Тогда это понятия разные, и только. Такие же разные, как «красная свекловица», «нотариальная пошлина» и «музыка». Как «химическая валентность», «бузина в огороде» и «фунт стерлингов». Понятия, выражающие абсолютно разнородные вещи. Тогда никакой сколько-нибудь прочной логической связи между ними установить нельзя.

Ибо логическая связь возможна лишь между понятиями одного рода. Между понятиями, отражающими явления одного порядка, между «внутренне связанными» явлениями, между модусами одной субстанции, если выразиться на языке философии.

Нет этого «общего», не можете его установить? Тогда бросьте надежду на теоретическое выяснение сути дела. И не пишите статей на эту тему.

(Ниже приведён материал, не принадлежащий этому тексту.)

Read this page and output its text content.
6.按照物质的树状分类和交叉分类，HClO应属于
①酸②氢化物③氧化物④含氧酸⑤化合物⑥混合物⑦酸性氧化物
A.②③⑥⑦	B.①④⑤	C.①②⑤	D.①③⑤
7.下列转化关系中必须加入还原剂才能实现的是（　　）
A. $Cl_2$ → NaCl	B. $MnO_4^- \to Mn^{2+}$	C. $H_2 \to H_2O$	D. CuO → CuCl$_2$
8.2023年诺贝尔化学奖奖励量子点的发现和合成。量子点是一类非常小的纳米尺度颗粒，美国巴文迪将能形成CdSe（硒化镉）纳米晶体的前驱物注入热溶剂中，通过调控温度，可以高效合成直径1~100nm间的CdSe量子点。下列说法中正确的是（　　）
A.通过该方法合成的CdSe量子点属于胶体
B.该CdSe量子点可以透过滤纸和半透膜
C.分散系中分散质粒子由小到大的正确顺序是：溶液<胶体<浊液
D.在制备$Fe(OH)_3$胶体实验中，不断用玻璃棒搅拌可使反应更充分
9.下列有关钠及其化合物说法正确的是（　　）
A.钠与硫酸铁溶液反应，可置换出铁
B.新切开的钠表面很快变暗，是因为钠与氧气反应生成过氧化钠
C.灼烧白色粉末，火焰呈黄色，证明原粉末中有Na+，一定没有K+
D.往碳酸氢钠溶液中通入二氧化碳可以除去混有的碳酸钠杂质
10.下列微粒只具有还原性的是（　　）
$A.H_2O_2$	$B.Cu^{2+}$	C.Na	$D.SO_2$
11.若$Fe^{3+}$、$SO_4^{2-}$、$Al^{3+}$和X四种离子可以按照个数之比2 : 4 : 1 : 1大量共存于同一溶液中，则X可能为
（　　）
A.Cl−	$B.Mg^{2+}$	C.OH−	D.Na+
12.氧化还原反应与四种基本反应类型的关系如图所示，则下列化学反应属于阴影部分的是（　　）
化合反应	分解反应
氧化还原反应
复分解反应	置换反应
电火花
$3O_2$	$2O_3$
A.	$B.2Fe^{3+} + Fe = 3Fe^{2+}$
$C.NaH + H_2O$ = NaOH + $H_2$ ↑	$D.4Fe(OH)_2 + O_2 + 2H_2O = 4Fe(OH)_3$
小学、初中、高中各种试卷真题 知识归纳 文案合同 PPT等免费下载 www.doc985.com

Тогда скажите: «истина», «добро» и «красота» – это изначально не имеющие между собой абсолютно ничего общего словечки, соответственно – изначально не имеющие между собой ничего общего категории явлений, как, например, «интеграл» с «попугаем». И дело с концом.

Тем самым вы, однако, лишаете себя права вести теоретический разговор на эту тему вообще. И другим в этом праве отказываете.

Естественно. Попугая, конечно, можно научить выговаривать – «интеграл», а «бузину в огороде» – обложить «нотариальной пошлиной». Можно. Но нельзя из этого сделать вывода, будто эти вещи как-нибудь связаны между собой «по существу», «по сути дела». Интеграл без попугая может прекрасно существовать, ровно ничего не теряя, а попугай остается попугаем независимо от того, умеет или не умеет он произносить то или другое слово.

И если вы хотите понять, что такое «интеграл», то уж, конечно, не будете рассматривать это понятие в той случайной связи, которая установилась почему-то между ним и языком попугая. Вы будете стараться уловить связь этого математического понятия с другими математическими понятиями, через которые и выражается его «суть». А попугая, даже и говорящего, лучше при этом забыть и оставить в покое, – приберечь для более подходящего способа времяпрепровождения и соответствующих размышлений…

Так и с нашими понятиями.

Если между «добром» и «красотой» есть хоть какая-нибудь связь, заслуживающая серьезного, [302] научно-теоретического рассмотрения и уяснения, то на языке логики это допущение выразится именно так, и только так, как его выразили давным-давно. А именно: «добро» и «красота» – это только два способа выражения одного и того же. Так же как «красота» и «истина».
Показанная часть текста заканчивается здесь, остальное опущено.